Chris Brigati, chief investment officer at SWBC, is keeping an eye on both deals as bellwethers for the market because they will help determine the market tone. “It’s a bigger week simply because deals were postponed during the chaos and so now they’re coming back out,” said Brigati.
Bonds sales are picking up in other segments of fixed income as well. Sixteen firms are rushing to the investment-grade primary market on Monday as risk assets surged on a US-China trade truce. And auto companies are helping to boost sales in the European corporate bond market.
“There’s still a fair amount of uncertainty out there that the market is going to continue to digest,” said Sylvia Yeh, a partner at Goldman Sachs Asset Management, pointing to fiscal, monetary, political, and technical factors that may weigh on demand. “I think we’re going to have a lot of wood to chop for the foreseeable future.”

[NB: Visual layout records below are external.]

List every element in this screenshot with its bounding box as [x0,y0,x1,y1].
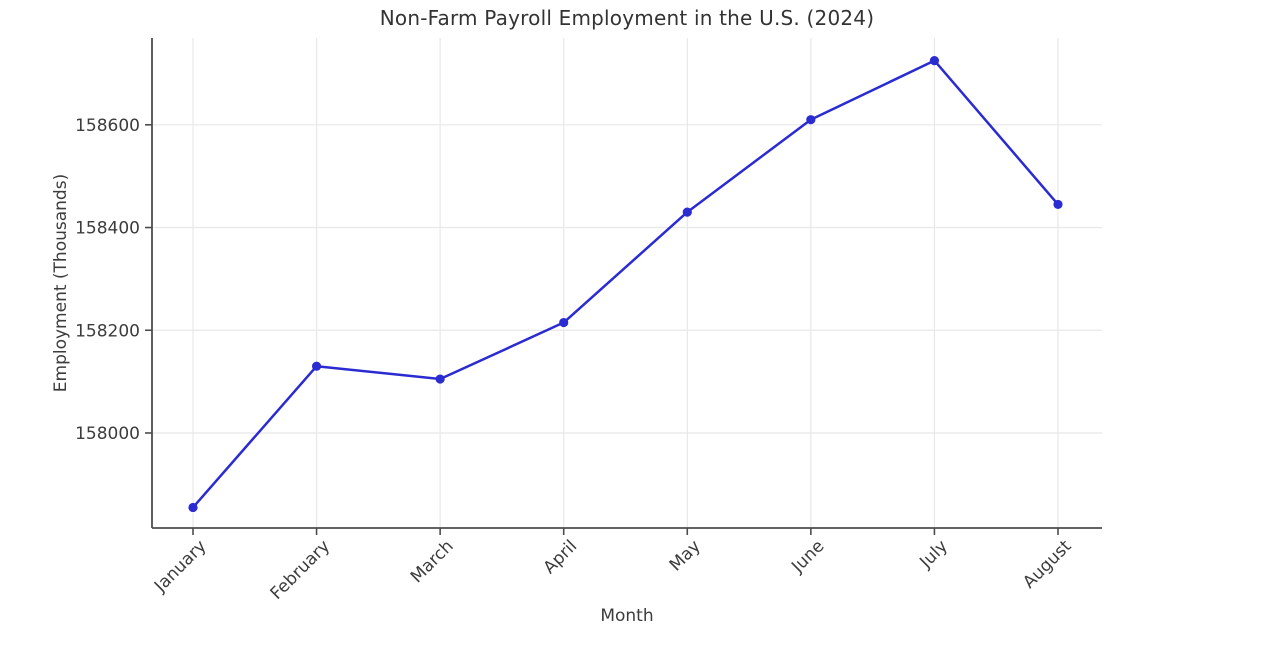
x-tick-label-march: March [407,536,458,587]
x-tick-label-june: June [787,536,828,577]
data-point-february [311,361,322,371]
x-tick-label-july: July [915,536,951,572]
x-tick-label-april: April [540,536,582,578]
employment-line-series [191,59,1060,509]
data-point-april [559,317,569,328]
data-point-july [929,55,940,66]
chart-title: Non-Farm Payroll Employment in the U.S. … [379,6,875,30]
data-point-may [682,207,692,217]
y-tick-label-158200: 158200 [75,321,140,341]
y-tick-label-158000: 158000 [75,424,140,444]
data-point-march [435,374,445,384]
x-axis-title: Month [600,606,654,626]
y-axis-title: Employment (Thousands) [51,173,71,393]
y-tick-label-158600: 158600 [75,116,140,136]
y-tick-label-158400: 158400 [75,219,140,239]
data-point-june [806,115,816,125]
x-tick-label-may: May [666,536,705,575]
x-tick-label-august: August [1019,536,1075,592]
x-tick-label-january: January [150,536,210,596]
x-tick-label-february: February [267,536,334,603]
data-point-january [188,502,198,513]
data-point-august [1053,199,1063,210]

Despite the clouded outlook, investors were eager to pounce on at least one deal last week. An agency in Vail, Colorado, sold unrated debt to help finance the construction of apartment buildings which will house middle-income workers in the resort town.
The transaction — initially marketed at $118.3 million — drew more than $2 billion of orders, said Robyn Moore, managing director at Piper Sandler, the underwriter on the issue. The sale was upsized to $126 million and the spread on one maturity was lowered by 20 basis points from preliminary pricing, she said.
“We definitely had some market tailwind going into pricing week,” Moore said.